Eva (Tilda Swinton) ist Ehefrau und Mutter in einer US-Kleinstadt. In Rückblicken lässt sie ihr Leben, vor allem ihre Rolle als Mutter, Revue passieren. Schnell wird klar, dass ihr Sohn Kevin ein Problemkind war und dass sich das Mutter-Sohn-Verhältnis schon früh überaus holprig gestaltete. So dauerte es überaus lange bis Kevin sauber war. Lange weigerte er sich auch zu sprechen und legte eine unverständliche Antipathie gegenüber seiner Mutter an den Tag. Eva, da Vater Franklin (John C. Reilly) arbeitete allein mit der Erziehung betraut, bekam als Erste Zweifel, ob mit Kevin alles in Ordnung sei. Dennoch war sie sich ihrer Sache nicht sicher, prallte ihre Meinung doch auf die des unautoritären Franklin, der mit Kevin einwandfrei auskam und dessen Andersartigkeit nicht zu spüren bekam. Kevins Pathologie steigert sich. Als Zuschauer wird man lange im Dunkeln darüber gelassen, was passiert ist. Doch irgendetwas muss passiert sein, warum Eva gegenwärtig dem Hass der ganzen Gemeindeausgesetzt ist.
Die britische Regisseurin Lynne Ramsay knallt mit WE NEED TO TALK ABOUT KEVIN allen Pädagogen und Waldorfkindergärtnerinnen ein blutiges Stück Fleisch vor den Latz, an dem man erstmal ordentlich zu kauen hat. Was tun, wenn mein Kind mich nicht mag? Liegt das Problem beim Kind oder vielleicht doch an mir? Der Film behandelt das Thema aus der elterlichen, vornehmlich der mütterlichen Sicht, beschreibt die Hilflosigkeit und Unsicherheit in der man schwebt, wenn es mit dem Kind Probleme gibt.
Einfach bravourös und atemberaubend mimt die maskenhafte Tilda Swinton (die Weiße Hexe aus NARNIA, die Blondine in LIMITS OF CONTROL) die zerbrochene Eva, die auf die Scherben ihres Lebens blickt. Ebenso gut, aber weitaus weniger gewichtig die Rolle des ignoranten Franklin, der die Probleme mit Phrasen wie „So sind Jungs nun mal!“ abtut, gut gespielt von John C. Reilly (STIEFBRÜDER, GOTT DES GEMETZELS).
Doch der Film spinnt den Faden weiter: Wie geht man als Elternteil damit um, wenn sich herausstellt, dass das eigene Kind psychisch krank ist? Wie, wenn es zu Kriminalität und Gewalt neigt?
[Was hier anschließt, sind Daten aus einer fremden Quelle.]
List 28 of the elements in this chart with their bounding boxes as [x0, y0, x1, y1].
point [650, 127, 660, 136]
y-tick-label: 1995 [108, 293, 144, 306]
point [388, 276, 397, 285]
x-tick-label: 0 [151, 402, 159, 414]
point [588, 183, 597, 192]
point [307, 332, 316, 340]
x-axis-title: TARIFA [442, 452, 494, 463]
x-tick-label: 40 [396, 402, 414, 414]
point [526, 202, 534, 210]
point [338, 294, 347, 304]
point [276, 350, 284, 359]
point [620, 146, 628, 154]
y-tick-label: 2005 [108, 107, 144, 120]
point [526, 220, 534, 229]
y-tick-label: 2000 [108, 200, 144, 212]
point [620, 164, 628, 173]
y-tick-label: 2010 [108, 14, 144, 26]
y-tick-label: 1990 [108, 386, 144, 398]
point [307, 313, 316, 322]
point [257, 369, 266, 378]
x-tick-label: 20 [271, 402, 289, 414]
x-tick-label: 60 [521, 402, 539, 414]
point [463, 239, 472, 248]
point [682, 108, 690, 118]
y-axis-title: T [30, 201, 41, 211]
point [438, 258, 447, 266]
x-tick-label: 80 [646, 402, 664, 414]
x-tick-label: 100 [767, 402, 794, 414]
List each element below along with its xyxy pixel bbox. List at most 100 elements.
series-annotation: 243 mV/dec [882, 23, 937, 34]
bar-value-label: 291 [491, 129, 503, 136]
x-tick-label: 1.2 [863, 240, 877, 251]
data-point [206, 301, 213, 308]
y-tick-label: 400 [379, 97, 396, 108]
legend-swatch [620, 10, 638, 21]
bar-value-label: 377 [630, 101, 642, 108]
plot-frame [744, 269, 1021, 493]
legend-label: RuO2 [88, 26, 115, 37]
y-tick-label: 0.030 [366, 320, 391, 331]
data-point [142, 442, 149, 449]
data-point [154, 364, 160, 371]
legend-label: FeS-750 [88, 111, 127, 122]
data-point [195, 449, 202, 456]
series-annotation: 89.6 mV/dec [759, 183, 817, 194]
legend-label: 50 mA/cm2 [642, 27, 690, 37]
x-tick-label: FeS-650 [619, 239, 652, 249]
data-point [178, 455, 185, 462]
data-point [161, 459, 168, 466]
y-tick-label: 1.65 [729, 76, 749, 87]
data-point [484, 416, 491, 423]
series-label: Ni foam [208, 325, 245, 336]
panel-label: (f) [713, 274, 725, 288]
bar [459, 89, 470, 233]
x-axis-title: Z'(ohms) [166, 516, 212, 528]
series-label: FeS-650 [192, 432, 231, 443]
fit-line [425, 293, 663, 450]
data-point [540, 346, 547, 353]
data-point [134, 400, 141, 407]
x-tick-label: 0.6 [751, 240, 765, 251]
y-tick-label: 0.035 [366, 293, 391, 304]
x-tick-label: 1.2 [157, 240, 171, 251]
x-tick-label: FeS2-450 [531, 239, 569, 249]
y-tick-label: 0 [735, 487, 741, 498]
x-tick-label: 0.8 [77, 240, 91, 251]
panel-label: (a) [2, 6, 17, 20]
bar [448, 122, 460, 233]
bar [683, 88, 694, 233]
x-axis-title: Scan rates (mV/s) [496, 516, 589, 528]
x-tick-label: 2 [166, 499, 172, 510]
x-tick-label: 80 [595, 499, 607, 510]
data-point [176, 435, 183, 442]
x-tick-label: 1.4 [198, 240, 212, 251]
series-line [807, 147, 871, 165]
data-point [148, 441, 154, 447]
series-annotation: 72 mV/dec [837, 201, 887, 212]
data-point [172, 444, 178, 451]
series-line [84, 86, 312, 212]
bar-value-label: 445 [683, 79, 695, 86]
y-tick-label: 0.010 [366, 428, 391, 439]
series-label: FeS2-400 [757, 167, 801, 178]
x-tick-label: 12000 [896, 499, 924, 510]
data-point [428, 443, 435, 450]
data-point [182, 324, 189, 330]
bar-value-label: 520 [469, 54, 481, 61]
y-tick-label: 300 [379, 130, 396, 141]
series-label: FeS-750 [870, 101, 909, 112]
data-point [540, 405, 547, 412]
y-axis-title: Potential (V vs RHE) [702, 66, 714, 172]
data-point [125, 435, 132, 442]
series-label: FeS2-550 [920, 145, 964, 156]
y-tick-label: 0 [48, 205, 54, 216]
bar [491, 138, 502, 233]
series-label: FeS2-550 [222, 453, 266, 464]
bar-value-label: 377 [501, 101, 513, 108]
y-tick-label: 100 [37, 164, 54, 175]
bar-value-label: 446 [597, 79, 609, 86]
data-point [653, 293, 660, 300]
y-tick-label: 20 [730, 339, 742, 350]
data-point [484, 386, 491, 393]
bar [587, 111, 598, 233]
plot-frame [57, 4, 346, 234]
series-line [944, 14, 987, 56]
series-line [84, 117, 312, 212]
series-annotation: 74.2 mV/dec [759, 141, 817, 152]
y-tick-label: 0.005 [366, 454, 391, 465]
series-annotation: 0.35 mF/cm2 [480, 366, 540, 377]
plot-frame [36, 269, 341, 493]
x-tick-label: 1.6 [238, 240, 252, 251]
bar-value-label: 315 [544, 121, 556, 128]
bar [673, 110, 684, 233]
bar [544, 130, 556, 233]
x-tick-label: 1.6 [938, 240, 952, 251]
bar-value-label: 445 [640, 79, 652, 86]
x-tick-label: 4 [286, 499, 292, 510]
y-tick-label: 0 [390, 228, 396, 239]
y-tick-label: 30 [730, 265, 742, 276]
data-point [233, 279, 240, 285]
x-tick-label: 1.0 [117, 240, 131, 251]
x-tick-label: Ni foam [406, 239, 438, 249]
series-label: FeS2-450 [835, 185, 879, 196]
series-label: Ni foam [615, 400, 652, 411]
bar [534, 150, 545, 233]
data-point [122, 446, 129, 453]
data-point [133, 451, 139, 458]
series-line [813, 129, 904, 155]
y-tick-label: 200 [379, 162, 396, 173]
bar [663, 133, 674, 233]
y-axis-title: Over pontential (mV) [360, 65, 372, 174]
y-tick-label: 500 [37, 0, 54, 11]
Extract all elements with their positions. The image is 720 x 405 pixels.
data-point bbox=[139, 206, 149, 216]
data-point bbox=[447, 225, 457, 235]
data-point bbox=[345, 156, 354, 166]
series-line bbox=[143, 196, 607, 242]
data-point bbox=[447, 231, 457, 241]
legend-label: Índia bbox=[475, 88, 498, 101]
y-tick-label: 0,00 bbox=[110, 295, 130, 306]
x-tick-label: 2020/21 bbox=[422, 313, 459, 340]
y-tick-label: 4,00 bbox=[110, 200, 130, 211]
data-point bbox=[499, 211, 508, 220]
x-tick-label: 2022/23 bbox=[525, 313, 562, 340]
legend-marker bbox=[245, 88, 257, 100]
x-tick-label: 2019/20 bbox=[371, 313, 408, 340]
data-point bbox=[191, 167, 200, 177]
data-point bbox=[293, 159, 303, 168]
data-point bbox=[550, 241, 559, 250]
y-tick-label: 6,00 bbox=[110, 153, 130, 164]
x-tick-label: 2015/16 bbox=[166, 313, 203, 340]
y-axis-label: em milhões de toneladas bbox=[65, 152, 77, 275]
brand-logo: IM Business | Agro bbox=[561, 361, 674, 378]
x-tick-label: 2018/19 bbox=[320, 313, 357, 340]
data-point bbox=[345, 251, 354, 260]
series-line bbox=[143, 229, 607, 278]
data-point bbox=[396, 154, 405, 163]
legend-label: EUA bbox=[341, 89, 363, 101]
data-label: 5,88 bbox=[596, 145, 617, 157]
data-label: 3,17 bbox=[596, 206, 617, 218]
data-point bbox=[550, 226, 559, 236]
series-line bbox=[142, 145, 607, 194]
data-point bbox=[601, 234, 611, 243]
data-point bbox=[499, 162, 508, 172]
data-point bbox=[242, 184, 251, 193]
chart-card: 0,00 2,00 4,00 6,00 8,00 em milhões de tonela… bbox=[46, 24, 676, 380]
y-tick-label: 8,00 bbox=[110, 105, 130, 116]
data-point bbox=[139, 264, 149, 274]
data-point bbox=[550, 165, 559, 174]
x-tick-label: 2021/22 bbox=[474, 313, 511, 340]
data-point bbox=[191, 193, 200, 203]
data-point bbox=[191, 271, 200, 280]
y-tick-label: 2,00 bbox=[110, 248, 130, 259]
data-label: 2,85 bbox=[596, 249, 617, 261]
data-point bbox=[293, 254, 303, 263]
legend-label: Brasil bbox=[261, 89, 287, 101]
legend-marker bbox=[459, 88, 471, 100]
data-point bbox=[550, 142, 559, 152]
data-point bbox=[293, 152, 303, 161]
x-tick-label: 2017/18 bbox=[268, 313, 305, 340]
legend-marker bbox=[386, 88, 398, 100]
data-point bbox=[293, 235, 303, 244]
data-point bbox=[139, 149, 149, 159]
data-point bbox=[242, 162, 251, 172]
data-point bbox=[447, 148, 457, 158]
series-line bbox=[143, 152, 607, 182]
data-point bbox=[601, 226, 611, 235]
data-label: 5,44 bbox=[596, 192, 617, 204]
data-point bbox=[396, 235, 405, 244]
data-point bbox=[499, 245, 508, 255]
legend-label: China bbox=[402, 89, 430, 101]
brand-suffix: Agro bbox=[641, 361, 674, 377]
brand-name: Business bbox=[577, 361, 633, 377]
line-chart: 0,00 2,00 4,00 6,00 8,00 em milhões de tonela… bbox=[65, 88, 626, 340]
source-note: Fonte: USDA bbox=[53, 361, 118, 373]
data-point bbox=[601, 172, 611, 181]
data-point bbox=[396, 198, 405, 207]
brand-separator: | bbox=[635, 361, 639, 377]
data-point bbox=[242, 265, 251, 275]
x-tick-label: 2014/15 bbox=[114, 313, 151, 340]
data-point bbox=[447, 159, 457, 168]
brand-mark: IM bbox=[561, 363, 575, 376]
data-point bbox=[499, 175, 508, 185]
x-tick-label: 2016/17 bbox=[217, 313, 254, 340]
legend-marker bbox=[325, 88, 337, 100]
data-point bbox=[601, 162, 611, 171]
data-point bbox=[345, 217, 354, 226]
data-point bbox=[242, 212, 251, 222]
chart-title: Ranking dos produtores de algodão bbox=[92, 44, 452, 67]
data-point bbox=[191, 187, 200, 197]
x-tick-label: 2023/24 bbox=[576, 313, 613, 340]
Wie viel Schuld trifft einen als Vater oder Mutter? Wie viel ist genetisch bedingt, wie viel Erziehung, wie viel äußere Einflüsse?
Der Stoff hätte auch gut Verwendung in einem Horrorfilm finden und über die Inkarnation Satans handeln können. So schwankt die Rolle des Satansbratens Kevin hier zumindest zu Beginn noch zwischen lustig und tragisch, bevor sich im Showdown entpuppt, was den ganzen Film über als Schwelbrand vor sich hin glimmt. Knallige Rot-Töne deuten den ganzen Film über das drohende Unheil an. Brutal ist hier aber das, was man nicht sieht, z.B. wo das Meerschweinchen abgeblieben ist und wie Kevins Schwester ihr Auge verliert. Der Film tut gut daran, nicht allzu viel zu zeigen und viele Fragen offen zu lassen, und erzeugt bösen Terror im Kopf des Zuschauers.
Ein Film, über den nicht zu viel verraten und man sich im Vorfeld nicht allzu schlau machen sollte, um sich den Überraschungseffekt nicht zu versauen. Ein Film über ein schwieriges und brandaktuelles Thema. Die Ursprünge mangelnder Empathie bei Jugendlichen beinahe komplett im Dunkeln belassend und stillschweigend akzeptierend, fragt sich der Film allein, wie mit dieser neu vorherrschenden Gefühlskälte umzugehen ist. In betörenden wie verstörenden Bildern erzählt und von einer ungemein ausdrucksstarken Tilda Swnton getragen.
Fazit:
100% realer Horror. Viel fieser als Damien!